Currently we are downloading pretrained Resnet50 weights from keras and converted into onnx with multiple batches, after the conversion using below syntax we have converted into tensorRT
/usr/src/tensorrt/bin/trtexec --onnx=onnx_model.onnx --saveEngine=resnet50.trt --explicitBatch --inputIOFormats=int8:chw --outputIOFormats=int8:chw --int8 --useDLACore=0 --allowGPUFallback=True --sparsity=disable --verbose=True
We have prepared 2 models - one with GPU, and with DLA.
After inferencing we have collected the below results
From the above table, with GPU results are quite acceptable but with DLAs showing very low results. Moreover, we have seen this pattern with other tensorflow models (mobilenet, ssd-mobilenet, vgg etc) just wanted to know why it is giving very less throughput.
Can you please suggest why we are observing less throughput with DLA ?
We are moving this post to the Jetson AGX Orin forum to get better help.

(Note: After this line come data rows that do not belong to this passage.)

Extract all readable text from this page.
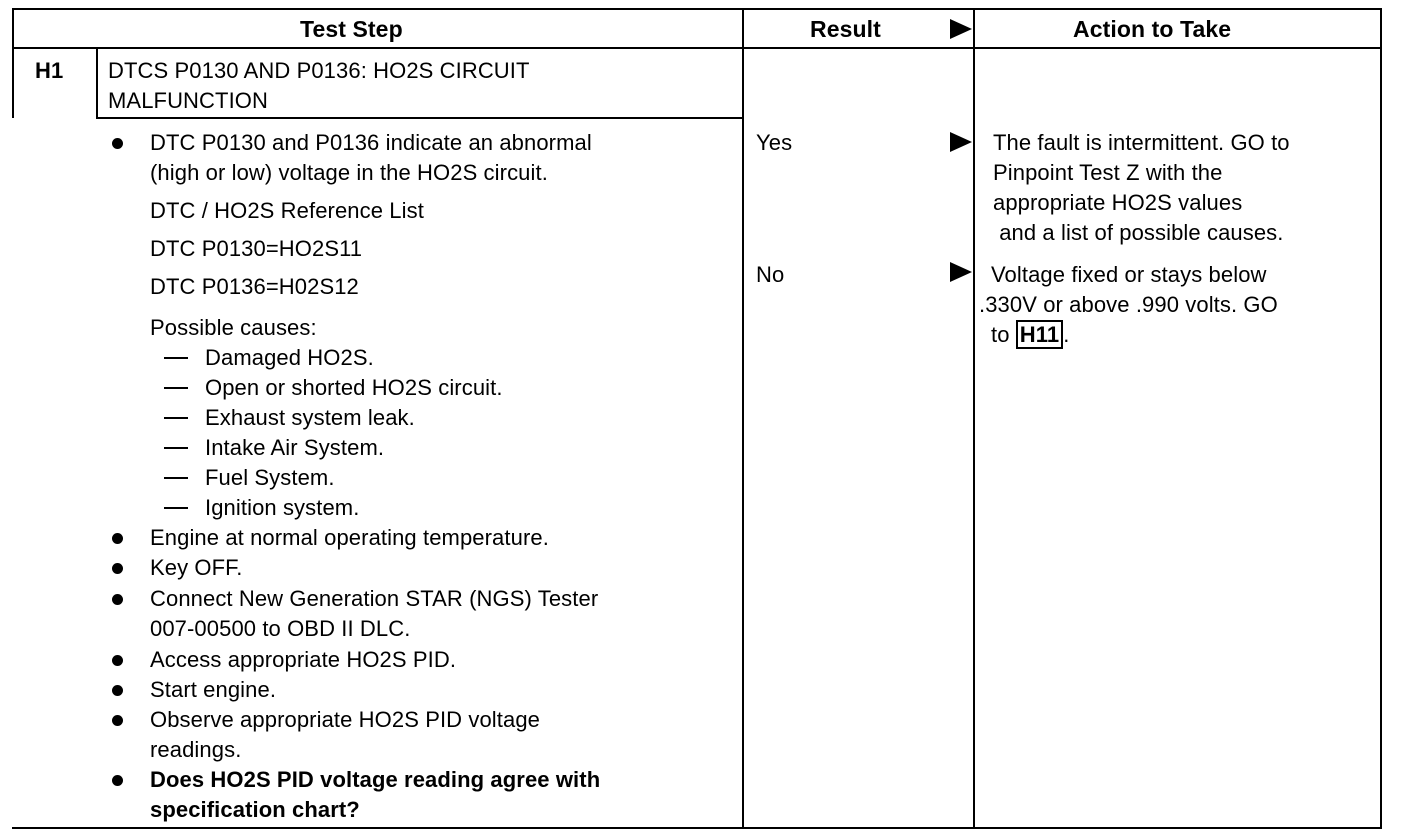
Test Step	Result	Action to Take
H1 DTCS P0130 AND P0136: HO2S CIRCUIT
MALFUNCTION
DTC P0130 and P0136 indicate an abnormal
(high or low) voltage in the HO2S circuit.
DTC / HO2S Reference List
DTC P0130=HO2S11
DTC P0136=H02S12
Possible causes:
Damaged HO2S.
Open or shorted HO2S circuit.
Exhaust system leak.
Intake Air System.
Fuel System.
Ignition system.
Engine at normal operating temperature.
Key OFF.
Connect New Generation STAR (NGS) Tester
007-00500 to OBD II DLC.
Access appropriate HO2S PID.
Start engine.
Observe appropriate HO2S PID voltage
readings.
Does HO2S PID voltage reading agree with
specification chart?
Yes
No
The fault is intermittent. GO to
Pinpoint Test Z with the
appropriate HO2S values
and a list of possible causes.
Voltage fixed or stays below
.330V or above .990 volts. GO
to H11 .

I have this same issue with a different model. Same exact model, only difference is whether or not I added
In FP16, it is ~10X slower to use the DLA in my case.
Do you want to compare the performance between GPU and DLA?
Please find information in our document below:
Q: Why does my network run slower when using DLA compared to without DLA?
A: DLA was designed to maximize energy efficiency. Depending on the features supported by DLA and the features supported by the GPU, either implementation can be more performant. Which implementation to use depends on your latency or throughput requirements and your power budget. Since all DLA engines are independent of the GPU and each other, you could also use both implementations at the same time to further increase the throughput of your network.